Instruments et répertoires traditionnels

La musique nigérienne repose sur des répertoires régionaux étroitement liés aux langues et aux modes de vie. Les griots haoussa et zarma accompagnent les récits historiques au molo, un luth traditionnel, et au tama, un tambour parlant dont la tension modulée imite les tons de la parole. Chez les Touaregs, l'imzad, vielle monocorde réservée aux femmes, soutient la poésie chantée lors des assemblées du soir, tandis que le tambour tende rythme les fêtes et les courses de chameaux. Les pratiques liées à l'imzad sont inscrites par l'UNESCO sur la liste représentative du patrimoine culturel immatériel de l'humanité, conjointement avec l'Algérie et le Mali.

Blues du désert et guitare touarègue

Des musiciens touaregs ont adapté la guitare électrique aux modes et aux rythmes de l'assouf, donnant naissance au style souvent appelé blues du désert. Omara Moctar, connu sous le nom de Bombino et né en 1980 à Tidene, chante en tamasheq et s'impose comme la figure internationale de ce courant.

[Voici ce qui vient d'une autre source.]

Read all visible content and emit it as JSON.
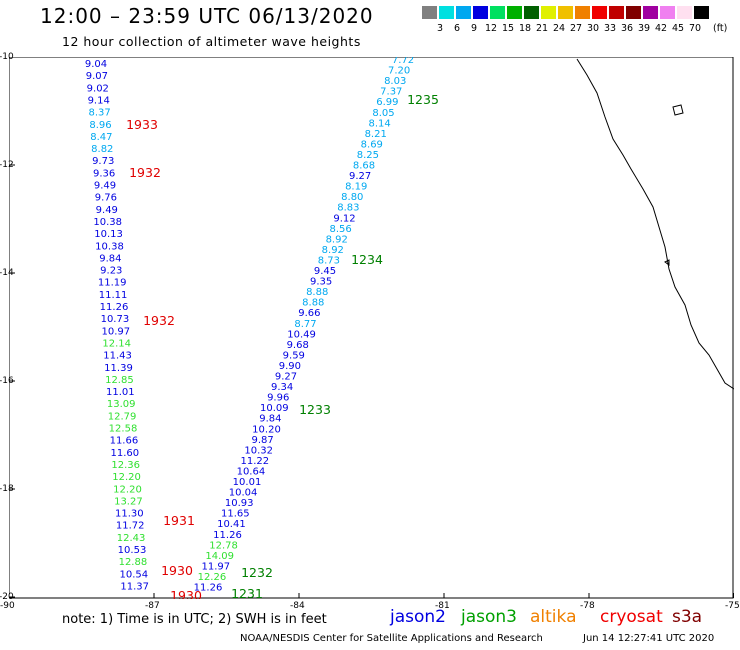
{
  "header": {
    "title": "12:00 – 23:59 UTC 06/13/2020",
    "subtitle": "12 hour collection of altimeter wave heights"
  },
  "legend": {
    "labels": [
      "3",
      "6",
      "9",
      "12",
      "15",
      "18",
      "21",
      "24",
      "27",
      "30",
      "33",
      "36",
      "39",
      "42",
      "45",
      "70"
    ],
    "unit": "(ft)",
    "colors": [
      "#808080",
      "#00e0e0",
      "#00a8f0",
      "#0000e0",
      "#00e060",
      "#00b000",
      "#006000",
      "#e0f000",
      "#f0c000",
      "#f08000",
      "#f00000",
      "#c00000",
      "#800000",
      "#a000a0",
      "#f080f0",
      "#ffe0f0",
      "#000000"
    ]
  },
  "axes": {
    "lat_labels": [
      "-10",
      "-12",
      "-14",
      "-16",
      "-18",
      "-20"
    ],
    "lon_labels": [
      "-90",
      "-87",
      "-84",
      "-81",
      "-78",
      "-75"
    ]
  },
  "tracks": [
    {
      "series": "jason2",
      "pass": "1933",
      "labels": [
        "1933",
        "1932",
        "1932",
        "1931",
        "1930",
        "1930"
      ],
      "heights": [
        "9.04",
        "9.07",
        "9.02",
        "9.14",
        "8.37",
        "8.96",
        "8.47",
        "8.82",
        "9.73",
        "9.36",
        "9.49",
        "9.76",
        "9.49",
        "10.38",
        "10.13",
        "10.38",
        "9.84",
        "9.23",
        "11.19",
        "11.11",
        "11.26",
        "10.73",
        "10.97",
        "12.14",
        "11.43",
        "11.39",
        "12.85",
        "11.01",
        "13.09",
        "12.79",
        "12.58",
        "11.66",
        "11.60",
        "12.36",
        "12.20",
        "12.20",
        "13.27",
        "11.30",
        "11.72",
        "12.43",
        "10.53",
        "12.88",
        "10.54",
        "11.37"
      ]
    },
    {
      "series": "jason3",
      "pass": "1235",
      "labels": [
        "1235",
        "1234",
        "1233",
        "1232",
        "1231"
      ],
      "heights": [
        "7.72",
        "7.20",
        "8.03",
        "7.37",
        "6.99",
        "8.05",
        "8.14",
        "8.21",
        "8.69",
        "8.25",
        "8.68",
        "9.27",
        "8.19",
        "8.80",
        "8.83",
        "9.12",
        "8.56",
        "8.92",
        "8.92",
        "8.73",
        "9.45",
        "9.35",
        "8.88",
        "8.88",
        "9.66",
        "8.77",
        "10.49",
        "9.68",
        "9.59",
        "9.90",
        "9.27",
        "9.34",
        "9.96",
        "10.09",
        "9.84",
        "10.20",
        "9.87",
        "10.32",
        "11.22",
        "10.64",
        "10.01",
        "10.04",
        "10.93",
        "11.65",
        "10.41",
        "11.26",
        "12.78",
        "14.09",
        "11.97",
        "12.26",
        "11.26"
      ]
    }
  ],
  "footer": {
    "note": "note: 1) Time is in UTC; 2) SWH is in feet",
    "satellites": [
      {
        "name": "jason2",
        "color": "#0000e0"
      },
      {
        "name": "jason3",
        "color": "#00a000"
      },
      {
        "name": "altika",
        "color": "#f08000"
      },
      {
        "name": "cryosat",
        "color": "#f00000"
      },
      {
        "name": "s3a",
        "color": "#800000"
      }
    ],
    "credit": "NOAA/NESDIS Center for Satellite Applications and Research",
    "timestamp": "Jun 14 12:27:41 UTC 2020"
  }
}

Son album Agadez paraît en 2011, suivi de Nomad en 2013, produit par Dan Auerbach, d'Azel en 2016, produit par David Longstreth, puis de Deran en 2018 et de Sahel en 2023. Deran lui vaut une nomination aux Grammy Awards, une première pour un artiste nigérien.

Nouvelle génération et diffusion numérique

Mdou Moctar, de son vrai nom Mahamadou Souleymane et né en 1984 à Abalak, illustre le renouvellement de cette scène. Il fabrique sa première guitare avec des câbles de vélo et voit ses enregistrements se propager de téléphone en téléphone à travers le Sahel avant toute sortie officielle. Ses albums, parmi lesquels Ilana en 2019, Afrique Victime en 2021 et Funeral for Justice en 2024, paraissent chez les labels Sahel Sounds et Matador Records. Il tient également le rôle principal du film Akounak Tedalat Taha Tazoughai, sorti en 2015.

Scènes urbaines et circulation

Dans les quartiers de Niamey, de Zinder et de Maradi, le hip-hop nigérien s'est imposé auprès de la jeunesse en mêlant le haoussa, le zarma et le français. Les groupes touaregs Toumast et Group Inerane prolongent par ailleurs la veine électrique venue de l'Aïr. Les orchestres de mariage, les radios communautaires et les festivals régionaux assurent la circulation de ces répertoires, tandis que les grands rassemblements pastoraux demeurent des moments forts de la musique vivante.